Kjell André Thu

Personal information
- Date of birth: 8 July 1984 (age 41)
- Position: Defender

Senior career*
- Years: Team / Apps / (Gls)
- –2004: Ørn-Horten
- 2005–2006: Sandefjord / 13 / (0)
- 2006: → Ørn-Horten (loan)
- 2007: Skeid / 14 / (0)
- 2008: Eidsvold Turn
- 2009: Sarpsborg 08 / 8 / (0)
- 2010–2014: Ørn-Horten
- 2015–2016: Skoppum

International career
- 2002: Norway U18 / 11 / (1)
- 2003: Norway U19 / 9 / (0)
- 2006: Norway U21 / 1 / (0)

Managerial career
- 2016–2022: Ørn-Horten
- 2023–2024: Egersund
- 2025: Jerv
- 2026–: Stabæk

= Kjell André Thu =

Norwegian footballer (born 1984)

Kjell André Thu (born 8 July 1984) is a Norwegian football manager and former player.

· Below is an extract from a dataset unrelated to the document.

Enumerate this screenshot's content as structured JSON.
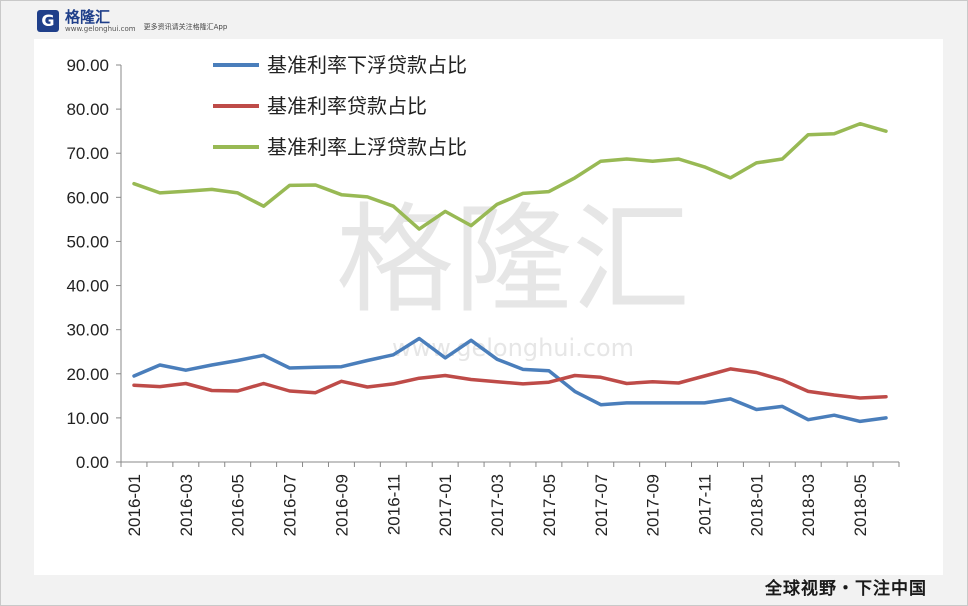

Thu was a regular player for Norway U18 and U19 in 2002 and 2003. He was a squad member for the 2003 UEFA European Under-19 Championship.

Thu started his career in FK Ørn Horten, and reached the First Division with the team. He got a chance in Eliteserien for Sandefjord before returning to the First Division with Skeid and Sarpsborg 08.

Thu became co-coach of Ørn Horten with Trym Bergman in 2016, and sole manager from 2017.
Thu became noticed as a manager when leading Ørn Horten to promotion from the 2021 3. divisjon and survived in the 2022 2. divisjon. He then took over Egersunds IK, and immediately won promotion from the 2023 2. divisjon.

After a period away from club football he took over FK Jerv in June 2025. Ahead of the 2026 season he took over Stabæk. He was then dubbed a "miracle man" in local media, because when Thu managed Egersund, his team managed to bounce back from a 4–0 deficit to win 4–5.